Ангел визгливо засмеялась и выразительно закатила свои ярко-зеленые глаза:
– С милой девочкой Леной Егоровой! Какая трогательная забота, но вы снова опоздали, мадам. Мне безумно жаль, но это уже невозможно.
– Почему?
– Потому что Лены Егоровой больше нет. Понимаете, мадам ясновидящая, нет. И не будет уже никогда. Потому что ваша любименькая и несчастненькая Леночка Егорова последовала за своей мамочкой, и еще одной несчастненькой девочкой Аннушкой, и вашим дорогим господинчиком Буниным… Понятно тебе, вобла сушеная? Хочешь убедиться? Иди сюда, не бойся. Вот здесь в шкафчике, под своим тряпьем, твоя Леночка и лежит, а ее полоумные родственнички думают, что она так сильно переживает, что не открывает им дверь и ни с кем не разговаривает. Ничего, пусть пока думают что хотят, всем им осталось недолго. Но тебя, конечно, я пропущу вперед. Ты ведь Лоран Леви, мировая знаменитость. Это будет честь для меня, такая честь.

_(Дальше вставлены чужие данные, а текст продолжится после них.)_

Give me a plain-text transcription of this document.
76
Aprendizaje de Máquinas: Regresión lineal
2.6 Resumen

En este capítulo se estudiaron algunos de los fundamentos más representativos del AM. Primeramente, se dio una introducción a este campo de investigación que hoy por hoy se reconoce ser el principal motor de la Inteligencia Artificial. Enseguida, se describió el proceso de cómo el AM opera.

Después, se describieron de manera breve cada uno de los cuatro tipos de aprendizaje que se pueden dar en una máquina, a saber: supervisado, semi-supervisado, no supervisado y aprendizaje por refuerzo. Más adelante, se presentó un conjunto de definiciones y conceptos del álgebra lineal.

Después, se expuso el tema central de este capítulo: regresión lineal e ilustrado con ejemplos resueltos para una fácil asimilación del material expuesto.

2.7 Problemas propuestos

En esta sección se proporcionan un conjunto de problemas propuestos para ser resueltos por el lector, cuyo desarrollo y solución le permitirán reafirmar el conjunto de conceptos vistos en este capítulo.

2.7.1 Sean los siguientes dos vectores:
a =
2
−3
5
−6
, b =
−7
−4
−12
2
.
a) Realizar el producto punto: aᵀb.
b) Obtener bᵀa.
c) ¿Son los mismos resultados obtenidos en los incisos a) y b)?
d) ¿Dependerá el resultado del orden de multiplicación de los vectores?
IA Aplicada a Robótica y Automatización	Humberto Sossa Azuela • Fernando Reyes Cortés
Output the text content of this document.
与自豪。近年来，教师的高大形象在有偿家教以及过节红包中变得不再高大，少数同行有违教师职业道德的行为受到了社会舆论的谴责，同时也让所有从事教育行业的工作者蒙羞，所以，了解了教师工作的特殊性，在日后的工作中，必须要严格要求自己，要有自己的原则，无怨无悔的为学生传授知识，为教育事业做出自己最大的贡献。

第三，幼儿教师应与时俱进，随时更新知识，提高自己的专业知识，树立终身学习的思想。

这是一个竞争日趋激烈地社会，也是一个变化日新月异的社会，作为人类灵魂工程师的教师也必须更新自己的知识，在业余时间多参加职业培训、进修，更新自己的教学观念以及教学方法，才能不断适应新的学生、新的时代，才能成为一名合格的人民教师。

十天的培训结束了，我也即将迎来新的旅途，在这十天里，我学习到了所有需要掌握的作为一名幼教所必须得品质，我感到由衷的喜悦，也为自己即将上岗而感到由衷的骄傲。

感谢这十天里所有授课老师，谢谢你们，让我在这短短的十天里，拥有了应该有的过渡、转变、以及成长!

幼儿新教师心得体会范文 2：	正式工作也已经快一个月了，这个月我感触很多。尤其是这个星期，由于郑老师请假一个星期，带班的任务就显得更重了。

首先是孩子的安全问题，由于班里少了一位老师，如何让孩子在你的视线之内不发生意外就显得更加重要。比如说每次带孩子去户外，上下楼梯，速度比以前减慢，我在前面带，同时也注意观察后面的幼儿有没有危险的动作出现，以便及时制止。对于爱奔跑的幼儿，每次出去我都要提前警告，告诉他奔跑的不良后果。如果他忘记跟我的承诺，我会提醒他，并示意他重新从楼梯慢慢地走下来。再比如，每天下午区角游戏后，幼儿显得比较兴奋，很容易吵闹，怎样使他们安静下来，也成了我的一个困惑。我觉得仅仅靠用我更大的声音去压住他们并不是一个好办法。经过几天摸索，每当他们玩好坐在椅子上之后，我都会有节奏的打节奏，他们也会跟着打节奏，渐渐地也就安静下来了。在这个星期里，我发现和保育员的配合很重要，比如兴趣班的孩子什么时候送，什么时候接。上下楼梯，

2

Хрупкая фигура белокурой женщины шагнула из своего укрытия и сразу же оказалась рядом с тахтой: та была почти вплотную придвинута к зеркальному шкафу. Огромные зеркала, однако, шутили с людьми коварные шутки, искажая реальные расстояния по своему усмотрению. Лариса не стала исключением: она была совершенно уверена, что от шкафа ее отделяют по меньшей мере три, а то и четыре шага. Эта ошибка могла оказаться роковой. Женщина буквально нависла над ней своим хрупким телом, однако Лариса отчетливо понимала, что сейчас оно налито силой, во много раз превышающей ее собственную. К тому же в руке у Ангела неожиданно тускло блеснуло узкое и длинное лезвие старинного кинжала, вне всякого сомнения, исполненное так искусно, что одного удара должно быть достаточно, чтобы сразить жертву наповал. Близко взглянули ей в лицо изумрудные, чистые, широко распахнутые и совершенно безумные глаза. Сопротивляться было бесполезно, вслед за малейшим движением Ларисы моментально последовал бы сильный удар кинжалом, наносимый к тому же сверху, – шансов уцелеть в этом случае практически не оставалось. Оставалось только одно, последнее средство, и Лариса громко, отчаянно закричала:
– Лена, Леночка, пожалуйста, спаси меня! Я ведь шла помочь тебе, ты не можешь бросить меня в беде, ты не такая!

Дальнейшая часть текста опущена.